Crossroads students on course at ARCC

Crossroads Alternative High School students now have the opportunity to get “on course” for college and earn college credits thanks to a new partnership with Anoka-Ramsey Community College (ARCC).

Crossroads Alternative High School students Arielle Singleton (left) and Luke Larson (right) are on course for college thanks to a course taught by Jaimie Lopez, the grant manager and director of Testing Services at Anoka Ramsey Community College (center).

Crossroads Alternative High School students Arielle Singleton (left) and Luke Larson (right) are on course for college thanks to a course taught by Jaimie Lopez, the grant manager and director of Testing Services at Anoka Ramsey Community College (center).

“On Course: Strategies for Creating Success in College and in Life” was taught at Crossroads for eight weeks from January to March.

Eighteen students signed up for the course and 15 successfully completed the work and earned college credits.

The class was taught at Crossroads by Jaimie Lopez, the grant manager and director of testing services at ARCC.

Crossroads is the second Anoka-Hennepin School District high school to provide this opportunity to students.

Lopez had taught the course to Advancement Via Individual Determination (AVID) students at Coon Rapids High School (CRHS) last fall.

During a meeting with Patricia Halsey, a Crossroads work experience teacher, Lopez mentioned her work at CRHS.

Crossroads staff were keen to offer this opportunity to their students, too.

The goal of the course is to help students understand what is necessary to succeed not only in college academics, but life as well.

According to the class description, successful people develop particular qualities that motivate them, make them good team players and generally empower them to live joyfully and responsibly.

The class taught students study skills and explored intrapersonal traits like emotional intelligence and motivation.

Although taught at the high school, the course had the same rigor and expectations as if students were taking it at ARCC.

The course, textbook and the college credits the students earned were provided to the high school students by ARCC free of charge.

Lopez said the credits can be applied toward a students’ education at ARCC. The students can ask other colleges to review the syllabus and award the credits.

Because an ARCC course is 15 to 16 hours and On Course taught in high schools is eight hours, Lopez said it is a “hybrid” class.

In addition to meeting in a classroom, students were required to do work online.

Lopez said that has actually turned out to be a great opportunity for students.

“In college, more and more classes have an online component and use Desire2Learn (D2L),” Lopez said of the online learning management system used by the Minnesota State College and University system (MnSCU).

“Through On Course, students have had a chance to learn about D2L. If they go somewhere else, they’ll be prepared to navigate their online system.”

According to Lopez, the work between the Anoka-Hennepin high schools and ARCC is important.

“It’s an opportunity to expose high school students to college work and help them be more successful once they get to college,” Lopez said.

“On Course also gives students a lot of general skills and fits in well with both what AVID and Crossroads are teaching their students.”

For Lopez, the students’ response to the class has been amazing.

“It’s great to see them put together what it means to be successful and the strategy to use to get there,” Lopez said.

“It’s rewarding to hear the students talk about what they’ve learned and to see their confidence grow.”

Arielle Singleton and Luke Larson are two Crossroads seniors who took On Course.

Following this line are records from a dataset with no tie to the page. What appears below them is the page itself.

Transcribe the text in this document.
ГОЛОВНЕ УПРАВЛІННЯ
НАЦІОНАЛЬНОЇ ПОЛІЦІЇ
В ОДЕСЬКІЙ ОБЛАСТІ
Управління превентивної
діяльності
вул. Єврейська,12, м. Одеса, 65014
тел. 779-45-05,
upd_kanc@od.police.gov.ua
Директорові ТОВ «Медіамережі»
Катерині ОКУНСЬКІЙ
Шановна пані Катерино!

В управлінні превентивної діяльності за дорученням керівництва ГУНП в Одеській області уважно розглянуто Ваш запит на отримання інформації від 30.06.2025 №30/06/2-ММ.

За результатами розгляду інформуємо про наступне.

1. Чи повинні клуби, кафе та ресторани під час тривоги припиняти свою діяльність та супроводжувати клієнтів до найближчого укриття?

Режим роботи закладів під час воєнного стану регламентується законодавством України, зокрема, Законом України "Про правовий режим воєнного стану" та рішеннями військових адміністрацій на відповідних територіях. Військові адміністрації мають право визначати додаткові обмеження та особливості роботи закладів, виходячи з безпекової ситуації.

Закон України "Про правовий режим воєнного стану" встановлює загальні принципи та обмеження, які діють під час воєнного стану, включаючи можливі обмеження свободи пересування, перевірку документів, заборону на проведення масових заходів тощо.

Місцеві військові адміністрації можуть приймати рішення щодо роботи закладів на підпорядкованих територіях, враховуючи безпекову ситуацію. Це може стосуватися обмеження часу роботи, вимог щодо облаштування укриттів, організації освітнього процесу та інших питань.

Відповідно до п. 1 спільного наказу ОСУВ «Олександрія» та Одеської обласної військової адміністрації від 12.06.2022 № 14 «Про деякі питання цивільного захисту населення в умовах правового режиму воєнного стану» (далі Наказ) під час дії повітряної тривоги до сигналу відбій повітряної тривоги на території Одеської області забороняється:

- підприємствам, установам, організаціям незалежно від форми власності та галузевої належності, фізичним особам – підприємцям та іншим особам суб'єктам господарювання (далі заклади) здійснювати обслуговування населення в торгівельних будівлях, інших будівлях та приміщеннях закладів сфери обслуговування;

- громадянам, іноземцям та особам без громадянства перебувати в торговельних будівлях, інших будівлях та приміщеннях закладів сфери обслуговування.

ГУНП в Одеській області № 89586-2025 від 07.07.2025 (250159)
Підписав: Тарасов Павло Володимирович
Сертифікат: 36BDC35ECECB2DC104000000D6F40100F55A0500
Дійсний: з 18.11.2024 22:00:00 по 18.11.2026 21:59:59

Both students were impacted by the experience.

Once behind in high school credits, Singleton will now graduate on time.

She plans to attend a local college and then transfer to St. Cloud Technical and Community College to study to be an ultrasound technician.

Before On Course, Larson said he didn’t have the confidence to go to college.

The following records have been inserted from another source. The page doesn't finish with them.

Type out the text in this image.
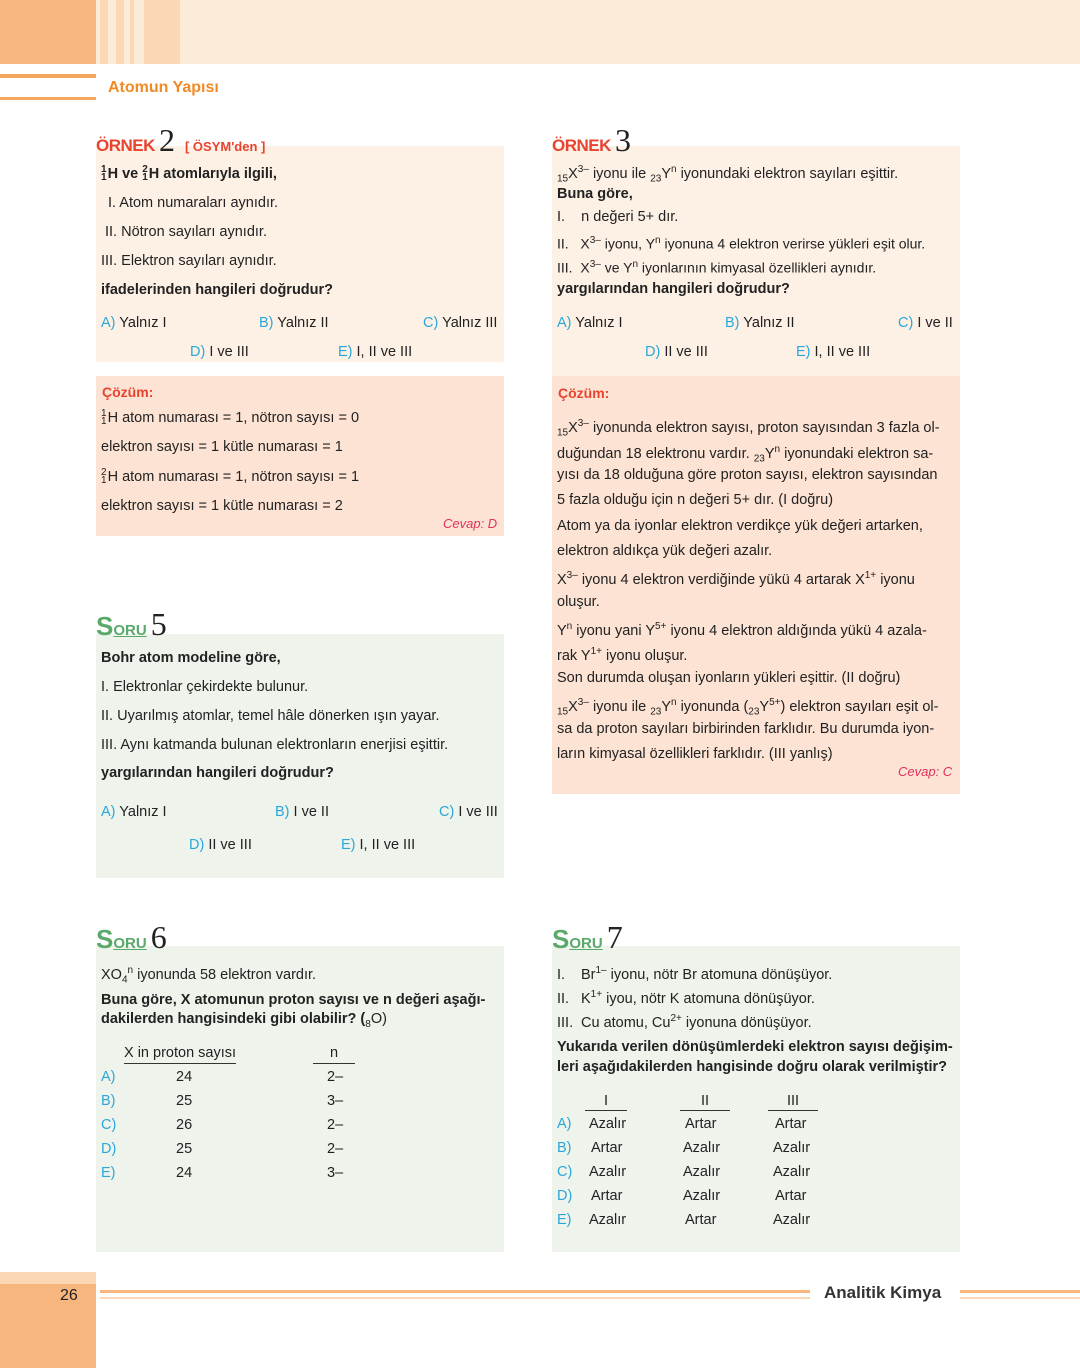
Atomun Yapısı
ÖRNEK 2 [ ÖSYM'den ]
1
1H ve 2
1H atomlarıyla ilgili,
I. Atom numaraları aynıdır.
II. Nötron sayıları aynıdır.
III. Elektron sayıları aynıdır.
ifadelerinden hangileri doğrudur?
A) Yalnız I	B) Yalnız II	C) Yalnız III
D) I ve III	E) I, II ve III
Çözüm:
1
1H atom numarası = 1, nötron sayısı = 0
elektron sayısı = 1 kütle numarası = 1
2
1H atom numarası = 1, nötron sayısı = 1
elektron sayısı = 1 kütle numarası = 2
Cevap: D
ÖRNEK 3
$_{15}X^{3-}$ iyonu ile $_{23}Y^n$ iyonundaki elektron sayıları eşittir.
Buna göre,
I.    n değeri 5+ dır.
II.   $X^{3-}$ iyonu, $Y^n$ iyonuna 4 elektron verirse yükleri eşit olur.
III.  $X^{3-}$ ve $Y^n$ iyonlarının kimyasal özellikleri aynıdır.
yargılarından hangileri doğrudur?
A) Yalnız I	B) Yalnız II	C) I ve II
D) II ve III	E) I, II ve III
Çözüm:
$_{15}X^{3-}$ iyonunda elektron sayısı, proton sayısından 3 fazla ol-
duğundan 18 elektronu vardır. $_{23}Y^n$ iyonundaki elektron sa-
yısı da 18 olduğuna göre proton sayısı, elektron sayısından
5 fazla olduğu için n değeri 5+ dır. (I doğru)
Atom ya da iyonlar elektron verdikçe yük değeri artarken,
elektron aldıkça yük değeri azalır.
$X^{3-}$ iyonu 4 elektron verdiğinde yükü 4 artarak $X^{1+}$ iyonu
oluşur.
$Y^n$ iyonu yani $Y^{5+}$ iyonu 4 elektron aldığında yükü 4 azala-
rak $Y^{1+}$ iyonu oluşur.
Son durumda oluşan iyonların yükleri eşittir. (II doğru)
$_{15}X^{3-}$ iyonu ile $_{23}Y^n$ iyonunda $(_{23}Y^{5+})$ elektron sayıları eşit ol-
sa da proton sayıları birbirinden farklıdır. Bu durumda iyon-
ların kimyasal özellikleri farklıdır. (III yanlış)
Cevap: C
SORU 5
Bohr atom modeline göre,
I. Elektronlar çekirdekte bulunur.
II. Uyarılmış atomlar, temel hâle dönerken ışın yayar.
III. Aynı katmanda bulunan elektronların enerjisi eşittir.
yargılarından hangileri doğrudur?
A) Yalnız I	B) I ve II	C) I ve III
D) II ve III	E) I, II ve III
SORU 6
$XO_4^n$ iyonunda 58 elektron vardır.
Buna göre, X atomunun proton sayısı ve n değeri aşağı-
dakilerden hangisindeki gibi olabilir? $(_8O)$
X in proton sayısı	n
A)	24	2–
B)	25	3–
C)	26	2–
D)	25	2–
E)	24	3–
SORU 7
I. $Br^{1-}$ iyonu, nötr Br atomuna dönüşüyor.
II. $K^{1+}$ iyou, nötr K atomuna dönüşüyor.
III. Cu atomu, $Cu^{2+}$ iyonuna dönüşüyor.
Yukarıda verilen dönüşümlerdeki elektron sayısı değişim-
leri aşağıdakilerden hangisinde doğru olarak verilmiştir?
I	II	III
A) Azalır	Artar	Artar
B) Artar	Azalır	Azalır
C) Azalır	Azalır	Azalır
D) Artar	Azalır	Artar
E) Azalır	Artar	Azalır
26	Analitik Kimya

“But now I can do that,” he said. “I learned the tools for self-motivation, I believe in myself and I can do it.”

Larson now plans to attend ARCC for an associate of arts degree in music and then transfer to St. Cloud State University or Minnesota State University, Mankato, to earn a degree in music theory.

His eventual goal is to become a teacher and choral conductor.

Lopez said both Crossroads and CRHS have expressed an interest in On Course being taught in their schools again.

Singleton and Larson both said they will recommend the class to others.

“It does help you get ready for college,” Singleton said. “And people notice a change in you after you take it.”

“On Course gives you a good insight into what to do in different situations and helps you to become a more successful, motivated person,” Larson said.

“It was fun to discover new things about you. I hope to see the course get into different schools in our district.”